Serfdom was known in the Hellenistic civilization, and in the Roman Empire economic maladjustment led to the appearance of the servile class, the coloni. In the Middle Ages, serfdom developed in France, Italy, and Spain, later spread to Germany, and in the 15th cent. was carried to Slavic countries. It developed separately in England (where serfs were more commonly referred to as villeins), and became widespread by the end of the 10th cent. While the majority of peasants were serfs during the Middle Ages, free peasants continued to exist and in some regions whole villages did not come under the rule of a lord. In Western Europe the breakdown of the manorial system allowed peasants to obtain more freedom in the 14th and 15th cent.
Serfdom disappeared in England before the end of the Middle Ages. In the Hapsburg monarchy, it was ended (1781) by Emperor Joseph II, but feudal labor service continued in some provinces until 1848. In France, where it survived in outlying provinces, serfdom was swept away by the French Revolution.
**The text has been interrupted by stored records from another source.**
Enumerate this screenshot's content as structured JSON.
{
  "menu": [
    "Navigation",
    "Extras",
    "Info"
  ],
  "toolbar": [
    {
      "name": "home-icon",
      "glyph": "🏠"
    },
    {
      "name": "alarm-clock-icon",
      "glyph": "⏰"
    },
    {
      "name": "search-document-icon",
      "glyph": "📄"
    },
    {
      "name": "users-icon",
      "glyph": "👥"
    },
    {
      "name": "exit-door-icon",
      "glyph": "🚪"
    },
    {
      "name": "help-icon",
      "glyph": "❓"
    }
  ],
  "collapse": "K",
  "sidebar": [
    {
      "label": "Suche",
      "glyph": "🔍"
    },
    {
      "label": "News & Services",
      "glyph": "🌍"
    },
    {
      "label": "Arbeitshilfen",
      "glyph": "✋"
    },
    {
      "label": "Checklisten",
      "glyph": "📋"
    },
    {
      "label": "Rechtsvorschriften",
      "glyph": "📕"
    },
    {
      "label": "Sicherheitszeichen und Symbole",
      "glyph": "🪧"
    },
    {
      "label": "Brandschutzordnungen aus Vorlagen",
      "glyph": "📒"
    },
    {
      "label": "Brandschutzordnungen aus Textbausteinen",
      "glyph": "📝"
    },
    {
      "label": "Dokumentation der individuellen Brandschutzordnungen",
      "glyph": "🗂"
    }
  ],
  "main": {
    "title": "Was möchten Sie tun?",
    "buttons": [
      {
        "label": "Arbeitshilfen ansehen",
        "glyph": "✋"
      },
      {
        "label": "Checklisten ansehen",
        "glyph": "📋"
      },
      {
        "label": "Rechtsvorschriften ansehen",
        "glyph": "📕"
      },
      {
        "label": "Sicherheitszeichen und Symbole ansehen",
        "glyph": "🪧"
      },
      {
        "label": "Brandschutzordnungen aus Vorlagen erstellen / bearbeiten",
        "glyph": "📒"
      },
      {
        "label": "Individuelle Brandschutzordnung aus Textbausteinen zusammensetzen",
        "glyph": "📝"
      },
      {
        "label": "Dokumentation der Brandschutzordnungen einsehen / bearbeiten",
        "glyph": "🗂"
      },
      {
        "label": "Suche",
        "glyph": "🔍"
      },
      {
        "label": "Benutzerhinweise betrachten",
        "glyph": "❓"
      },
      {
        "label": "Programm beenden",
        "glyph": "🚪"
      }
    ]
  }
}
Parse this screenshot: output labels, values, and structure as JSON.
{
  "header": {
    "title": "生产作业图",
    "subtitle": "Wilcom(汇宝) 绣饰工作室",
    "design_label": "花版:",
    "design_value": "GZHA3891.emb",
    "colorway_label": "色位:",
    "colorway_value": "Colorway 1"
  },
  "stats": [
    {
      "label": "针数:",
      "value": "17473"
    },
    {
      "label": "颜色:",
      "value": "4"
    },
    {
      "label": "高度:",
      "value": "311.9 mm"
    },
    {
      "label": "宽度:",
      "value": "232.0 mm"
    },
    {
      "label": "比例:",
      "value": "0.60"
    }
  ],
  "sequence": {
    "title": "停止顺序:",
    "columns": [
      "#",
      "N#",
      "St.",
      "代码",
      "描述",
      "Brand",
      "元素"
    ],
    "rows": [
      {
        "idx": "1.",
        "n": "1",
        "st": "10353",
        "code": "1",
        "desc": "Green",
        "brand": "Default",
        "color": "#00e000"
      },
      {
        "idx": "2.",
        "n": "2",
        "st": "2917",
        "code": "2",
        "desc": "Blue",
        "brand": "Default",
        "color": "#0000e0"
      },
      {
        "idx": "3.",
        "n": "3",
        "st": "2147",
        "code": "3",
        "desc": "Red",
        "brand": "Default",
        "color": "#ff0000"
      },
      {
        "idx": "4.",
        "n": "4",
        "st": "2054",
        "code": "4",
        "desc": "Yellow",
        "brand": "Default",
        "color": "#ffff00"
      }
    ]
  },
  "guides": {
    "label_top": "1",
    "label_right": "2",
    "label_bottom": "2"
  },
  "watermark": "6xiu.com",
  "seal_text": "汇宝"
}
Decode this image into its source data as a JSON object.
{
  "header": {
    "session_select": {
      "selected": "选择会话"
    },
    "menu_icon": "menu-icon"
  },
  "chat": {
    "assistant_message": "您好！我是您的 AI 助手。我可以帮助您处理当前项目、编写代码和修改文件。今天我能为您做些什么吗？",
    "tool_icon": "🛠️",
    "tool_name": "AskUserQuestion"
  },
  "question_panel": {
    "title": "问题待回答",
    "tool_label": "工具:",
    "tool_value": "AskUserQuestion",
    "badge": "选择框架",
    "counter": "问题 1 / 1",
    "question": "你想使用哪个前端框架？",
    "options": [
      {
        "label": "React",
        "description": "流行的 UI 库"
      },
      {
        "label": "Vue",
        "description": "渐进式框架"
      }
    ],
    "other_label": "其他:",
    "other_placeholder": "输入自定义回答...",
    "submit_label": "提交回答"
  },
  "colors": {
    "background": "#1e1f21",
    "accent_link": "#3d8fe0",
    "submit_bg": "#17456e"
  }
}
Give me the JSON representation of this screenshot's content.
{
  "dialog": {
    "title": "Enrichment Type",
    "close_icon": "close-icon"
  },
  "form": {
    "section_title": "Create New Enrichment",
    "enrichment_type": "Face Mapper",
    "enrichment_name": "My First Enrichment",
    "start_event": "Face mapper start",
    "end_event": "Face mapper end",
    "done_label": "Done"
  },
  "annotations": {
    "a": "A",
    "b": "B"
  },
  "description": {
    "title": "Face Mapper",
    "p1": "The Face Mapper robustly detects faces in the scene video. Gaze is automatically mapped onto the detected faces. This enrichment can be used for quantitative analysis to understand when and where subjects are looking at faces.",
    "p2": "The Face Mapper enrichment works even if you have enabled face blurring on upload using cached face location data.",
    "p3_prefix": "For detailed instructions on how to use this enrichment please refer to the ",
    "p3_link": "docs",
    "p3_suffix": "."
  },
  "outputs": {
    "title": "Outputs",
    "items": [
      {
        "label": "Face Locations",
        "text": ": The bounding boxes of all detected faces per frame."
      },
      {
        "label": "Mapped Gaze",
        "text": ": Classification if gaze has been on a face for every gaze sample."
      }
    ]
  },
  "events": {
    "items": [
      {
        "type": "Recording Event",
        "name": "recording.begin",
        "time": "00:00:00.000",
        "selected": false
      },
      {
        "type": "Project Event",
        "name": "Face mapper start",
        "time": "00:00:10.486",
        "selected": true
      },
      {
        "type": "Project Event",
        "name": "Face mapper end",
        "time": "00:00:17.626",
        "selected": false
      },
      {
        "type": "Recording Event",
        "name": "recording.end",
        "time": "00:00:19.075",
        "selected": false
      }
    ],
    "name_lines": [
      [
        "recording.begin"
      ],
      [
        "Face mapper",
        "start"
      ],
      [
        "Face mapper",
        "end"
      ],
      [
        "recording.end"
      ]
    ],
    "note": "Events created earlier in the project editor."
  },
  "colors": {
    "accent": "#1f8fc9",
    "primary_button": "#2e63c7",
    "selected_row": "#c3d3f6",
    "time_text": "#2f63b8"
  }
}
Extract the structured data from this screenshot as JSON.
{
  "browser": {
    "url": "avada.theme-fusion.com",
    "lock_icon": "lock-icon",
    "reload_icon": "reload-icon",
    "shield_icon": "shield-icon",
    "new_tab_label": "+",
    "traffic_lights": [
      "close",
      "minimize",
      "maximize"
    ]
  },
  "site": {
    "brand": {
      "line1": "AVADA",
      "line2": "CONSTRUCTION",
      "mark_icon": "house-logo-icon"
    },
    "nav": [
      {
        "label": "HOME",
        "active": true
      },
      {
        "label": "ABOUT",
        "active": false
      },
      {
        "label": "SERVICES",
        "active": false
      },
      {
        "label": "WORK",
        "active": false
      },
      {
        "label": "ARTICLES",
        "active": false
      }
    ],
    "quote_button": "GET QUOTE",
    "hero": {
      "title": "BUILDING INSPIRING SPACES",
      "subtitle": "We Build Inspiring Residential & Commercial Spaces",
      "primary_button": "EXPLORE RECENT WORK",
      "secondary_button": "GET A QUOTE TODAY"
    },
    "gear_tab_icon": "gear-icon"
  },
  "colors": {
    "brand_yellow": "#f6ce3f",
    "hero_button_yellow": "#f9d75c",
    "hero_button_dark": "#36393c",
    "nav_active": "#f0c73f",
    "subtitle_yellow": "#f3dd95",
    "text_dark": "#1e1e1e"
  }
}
The repercussions of the Napoleonic Wars helped to destroy it elsewhere, the most notable example being the reforms of Karl vom und zum Stein in Prussia. In Russia and the other Slavic countries serfdom took different forms and persisted in some cases as late as the 19th cent.

2007-03-04 03:16:36 · answer #1 · answered by Randy 7 · 0 0

The word 'peasant' is a generic word to describe a lowly person who depends on agricultural labour or a cottage industry for subsistence. Serf is more specialised and is a status akin to slavery and describes peasants in Russia up until about the 1860s. They were bound to the place where they were born and could be brought and sold by their masters.

2007-03-04 00:00:15 · answer #2 · answered by rdenig_male 7 · 0 1

Feudalism is even as the king or emperor promises his noble adult males land in replace for his or her loyalty, protection stress service and protection of the individuals alongside with the peasants and the serfs. The king does it that thanks to save anybody equivalent only in case if one noble tried to take over each and each of the land and he could wish the individuals on his aspect first. He could first flow hostile to the different nobles for his or her land and who ever wins the individuals could flow to. the completed aspect is that the peasnats desire food and preserve. they are going to ggo to absolutely everyone who has the land. it truly is even accessible for the noble guy to over trow the king.

2016-12-05 05:32:54 · answer #3 · answered by ? 4 · 0 0

Serfs i believe were slaves from wars. They also probably were foreigners. And they were born into their status.

2007-03-04 00:50:53 · answer #4 · answered by Anonymous · 0 1

They were born into it, yes. At some point their poor family asked for permission to settle upon a lord's land in exchange for labor and space and it was granted in perpetuity.